@media, Fine Art of Web Design
Andy Clarke of Stuff & Nonsense / And All That Malarkey
Andy's an odd fish! But he thinks of things in different ways, and from different viewpoints. He sees inspiration for web design all over, not just online. "Art is design without compromise" - Jeffrey Veen.
Bound By Boxes
We are hampered every which way by boxes, stemming from:
- The environment - ie a 2D screen, which is inflexible
- The Materials - ie the limits of Markup+CSS
- Medium - poor CSS support in older browsers
- Ourselves! - unlearning what we have already learned.
- Refs: Blue Robot's Reservior, Web Standards Awards
It is a fundamental skill of any designer - using the grid (see also the writeup on Good Design vs Great Design). BUT, what do we end up with?
becomes
Should we look at the web for inspiration, at places like cssreboot, or csszengarden?

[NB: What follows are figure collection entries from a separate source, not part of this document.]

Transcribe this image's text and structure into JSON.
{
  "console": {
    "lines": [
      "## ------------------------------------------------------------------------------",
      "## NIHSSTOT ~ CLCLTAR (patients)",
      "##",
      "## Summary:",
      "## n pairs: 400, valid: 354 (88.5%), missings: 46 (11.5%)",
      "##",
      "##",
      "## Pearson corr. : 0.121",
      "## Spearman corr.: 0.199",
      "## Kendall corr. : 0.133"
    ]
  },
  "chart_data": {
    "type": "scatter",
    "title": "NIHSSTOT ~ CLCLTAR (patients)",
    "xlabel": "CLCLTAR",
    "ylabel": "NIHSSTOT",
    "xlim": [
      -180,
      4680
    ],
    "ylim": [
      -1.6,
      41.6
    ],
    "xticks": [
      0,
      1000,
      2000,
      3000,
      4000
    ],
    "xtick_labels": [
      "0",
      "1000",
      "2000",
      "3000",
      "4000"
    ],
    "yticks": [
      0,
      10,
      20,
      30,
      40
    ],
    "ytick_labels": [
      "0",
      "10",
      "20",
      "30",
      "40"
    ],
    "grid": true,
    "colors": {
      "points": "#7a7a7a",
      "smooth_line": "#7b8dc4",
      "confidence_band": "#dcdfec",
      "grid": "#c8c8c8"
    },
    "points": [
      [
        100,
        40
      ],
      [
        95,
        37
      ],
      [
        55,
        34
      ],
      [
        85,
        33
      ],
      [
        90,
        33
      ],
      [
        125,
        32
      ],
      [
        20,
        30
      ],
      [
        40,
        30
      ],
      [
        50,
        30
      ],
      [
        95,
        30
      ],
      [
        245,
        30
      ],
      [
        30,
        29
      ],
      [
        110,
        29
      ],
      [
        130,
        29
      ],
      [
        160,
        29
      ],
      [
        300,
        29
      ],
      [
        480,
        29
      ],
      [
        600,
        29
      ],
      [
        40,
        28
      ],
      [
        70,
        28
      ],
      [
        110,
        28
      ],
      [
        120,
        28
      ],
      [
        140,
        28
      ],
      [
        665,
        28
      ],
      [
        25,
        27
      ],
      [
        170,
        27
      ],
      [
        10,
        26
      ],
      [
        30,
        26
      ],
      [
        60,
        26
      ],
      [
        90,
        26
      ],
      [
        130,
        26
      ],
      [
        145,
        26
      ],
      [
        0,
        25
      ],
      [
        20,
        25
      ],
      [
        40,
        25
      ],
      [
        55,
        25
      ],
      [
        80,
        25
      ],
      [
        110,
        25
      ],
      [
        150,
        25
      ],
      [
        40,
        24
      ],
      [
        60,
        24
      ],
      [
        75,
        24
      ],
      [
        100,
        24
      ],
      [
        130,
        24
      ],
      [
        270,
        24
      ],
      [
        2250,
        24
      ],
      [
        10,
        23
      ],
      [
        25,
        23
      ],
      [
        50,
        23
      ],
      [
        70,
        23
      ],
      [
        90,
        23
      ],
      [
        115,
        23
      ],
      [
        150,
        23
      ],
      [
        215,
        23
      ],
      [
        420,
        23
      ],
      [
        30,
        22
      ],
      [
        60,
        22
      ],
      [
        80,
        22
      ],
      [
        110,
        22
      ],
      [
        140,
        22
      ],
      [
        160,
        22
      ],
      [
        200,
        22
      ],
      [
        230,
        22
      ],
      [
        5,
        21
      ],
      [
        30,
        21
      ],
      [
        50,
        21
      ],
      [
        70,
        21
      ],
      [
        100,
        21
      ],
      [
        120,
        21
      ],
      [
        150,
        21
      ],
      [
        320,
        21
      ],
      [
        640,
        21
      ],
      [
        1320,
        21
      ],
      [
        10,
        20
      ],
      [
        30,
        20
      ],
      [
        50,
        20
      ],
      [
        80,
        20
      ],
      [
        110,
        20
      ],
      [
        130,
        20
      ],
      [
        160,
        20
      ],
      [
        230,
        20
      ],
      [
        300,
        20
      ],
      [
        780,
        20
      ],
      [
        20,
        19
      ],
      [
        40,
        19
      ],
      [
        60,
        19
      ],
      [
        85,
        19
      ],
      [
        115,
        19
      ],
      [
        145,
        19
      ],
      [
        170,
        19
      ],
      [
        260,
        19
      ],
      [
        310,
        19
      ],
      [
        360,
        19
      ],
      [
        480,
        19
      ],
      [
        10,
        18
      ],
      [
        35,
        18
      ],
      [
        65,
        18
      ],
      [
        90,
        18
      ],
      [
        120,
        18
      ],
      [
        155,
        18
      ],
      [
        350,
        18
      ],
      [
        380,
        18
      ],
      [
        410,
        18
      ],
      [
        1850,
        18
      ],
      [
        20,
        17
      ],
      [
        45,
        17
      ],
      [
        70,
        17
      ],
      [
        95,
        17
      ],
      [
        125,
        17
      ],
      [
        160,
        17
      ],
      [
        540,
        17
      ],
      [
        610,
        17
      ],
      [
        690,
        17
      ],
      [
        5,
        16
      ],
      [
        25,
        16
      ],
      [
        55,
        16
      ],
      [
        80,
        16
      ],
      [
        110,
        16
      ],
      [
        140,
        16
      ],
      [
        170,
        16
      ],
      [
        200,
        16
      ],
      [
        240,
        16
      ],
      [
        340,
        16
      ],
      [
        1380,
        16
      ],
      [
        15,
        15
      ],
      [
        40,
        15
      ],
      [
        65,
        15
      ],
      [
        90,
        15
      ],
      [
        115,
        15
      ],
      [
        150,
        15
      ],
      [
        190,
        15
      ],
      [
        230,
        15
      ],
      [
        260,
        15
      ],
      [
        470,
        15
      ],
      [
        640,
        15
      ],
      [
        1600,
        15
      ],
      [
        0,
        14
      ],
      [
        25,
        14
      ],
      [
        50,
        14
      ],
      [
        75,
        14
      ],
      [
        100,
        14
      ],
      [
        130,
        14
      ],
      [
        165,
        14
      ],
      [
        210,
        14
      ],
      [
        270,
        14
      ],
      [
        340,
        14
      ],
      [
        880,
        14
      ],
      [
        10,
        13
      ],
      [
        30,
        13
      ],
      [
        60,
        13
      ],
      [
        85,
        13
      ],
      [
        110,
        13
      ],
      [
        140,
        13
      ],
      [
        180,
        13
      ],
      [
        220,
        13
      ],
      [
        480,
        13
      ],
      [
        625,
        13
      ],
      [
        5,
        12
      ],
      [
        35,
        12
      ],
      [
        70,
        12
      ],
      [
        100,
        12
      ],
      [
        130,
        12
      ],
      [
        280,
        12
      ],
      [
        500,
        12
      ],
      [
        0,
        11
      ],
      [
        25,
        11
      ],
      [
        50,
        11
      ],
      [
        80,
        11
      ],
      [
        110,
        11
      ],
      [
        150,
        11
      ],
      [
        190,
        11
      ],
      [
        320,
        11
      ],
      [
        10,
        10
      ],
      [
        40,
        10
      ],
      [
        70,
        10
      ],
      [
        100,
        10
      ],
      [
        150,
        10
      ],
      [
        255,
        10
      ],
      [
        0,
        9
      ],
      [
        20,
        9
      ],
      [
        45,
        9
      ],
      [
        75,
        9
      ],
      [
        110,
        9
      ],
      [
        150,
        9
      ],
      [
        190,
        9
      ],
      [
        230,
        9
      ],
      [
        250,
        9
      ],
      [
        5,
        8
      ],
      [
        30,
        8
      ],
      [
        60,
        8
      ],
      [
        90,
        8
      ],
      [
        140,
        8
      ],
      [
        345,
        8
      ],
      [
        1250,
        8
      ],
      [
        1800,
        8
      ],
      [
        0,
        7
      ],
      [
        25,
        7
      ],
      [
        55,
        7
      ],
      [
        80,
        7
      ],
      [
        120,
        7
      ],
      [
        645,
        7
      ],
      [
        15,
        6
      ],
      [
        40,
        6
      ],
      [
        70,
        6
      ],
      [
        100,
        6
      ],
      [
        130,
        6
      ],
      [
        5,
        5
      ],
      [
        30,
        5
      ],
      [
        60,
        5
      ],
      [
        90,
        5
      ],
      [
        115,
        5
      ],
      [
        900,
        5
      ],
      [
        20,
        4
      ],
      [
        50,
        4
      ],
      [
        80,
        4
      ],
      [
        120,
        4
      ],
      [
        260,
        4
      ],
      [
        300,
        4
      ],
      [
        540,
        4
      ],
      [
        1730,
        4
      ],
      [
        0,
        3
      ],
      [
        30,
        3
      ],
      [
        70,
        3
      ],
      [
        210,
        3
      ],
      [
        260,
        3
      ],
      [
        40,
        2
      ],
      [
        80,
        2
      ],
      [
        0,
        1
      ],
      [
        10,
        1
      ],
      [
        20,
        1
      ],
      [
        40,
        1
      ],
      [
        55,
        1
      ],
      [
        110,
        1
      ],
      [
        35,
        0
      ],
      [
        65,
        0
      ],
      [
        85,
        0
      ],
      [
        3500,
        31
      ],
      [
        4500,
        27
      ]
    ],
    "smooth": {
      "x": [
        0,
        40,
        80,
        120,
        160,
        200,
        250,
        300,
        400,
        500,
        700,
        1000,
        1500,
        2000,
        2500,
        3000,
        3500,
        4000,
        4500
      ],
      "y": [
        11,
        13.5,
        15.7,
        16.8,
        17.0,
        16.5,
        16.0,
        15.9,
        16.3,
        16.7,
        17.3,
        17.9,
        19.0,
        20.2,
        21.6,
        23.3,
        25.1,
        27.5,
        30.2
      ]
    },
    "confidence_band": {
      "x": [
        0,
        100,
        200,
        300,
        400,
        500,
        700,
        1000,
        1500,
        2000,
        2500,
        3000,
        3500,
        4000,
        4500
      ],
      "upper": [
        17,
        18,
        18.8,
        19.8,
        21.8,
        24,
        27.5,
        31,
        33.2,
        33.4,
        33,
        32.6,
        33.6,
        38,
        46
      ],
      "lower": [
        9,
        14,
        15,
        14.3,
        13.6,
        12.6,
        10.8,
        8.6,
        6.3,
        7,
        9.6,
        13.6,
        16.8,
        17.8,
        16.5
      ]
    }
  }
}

Or should we look elsewhere? Maybe a right nav and vertical header could work for your site!
Keep a Scrapbook - could be magazine cuttings, etc, just to give inspiration from other areas. Showed example of page layout which was thus - just an ordered list, effectively - think how this below could be marked up with CSS?
Sometimes the juxtaposition of lines and curves can be quite interesting to think about.
Markup In The Real World
Markup needs to be technically valid but contain elements that have been chosen to convey meaning, semantically. If its tabular data - present it in a table!
Progressive Enhancement
Name given to technique were basic stuff is marked up for styling in IE, plus bells and whistles for other more capable browsers - eg Moz browsers can cope with the :hover class on any element, not just anchors; round corners on boxes are coming!
Transcendent CSS makes full use of all the most up to date CSS techniques. In CSS2.1 this could mean attribute selectors, parent/child/sibling selecctors, pseudo classes eg first/last child etc. Only use hacks to target browsers to turn things off.
Graded Browser Support
Doesn't mean everyone gets the same thing - but so what if it works and is usable in older browsers. IE7 will level the playing field a bit more (we hope!).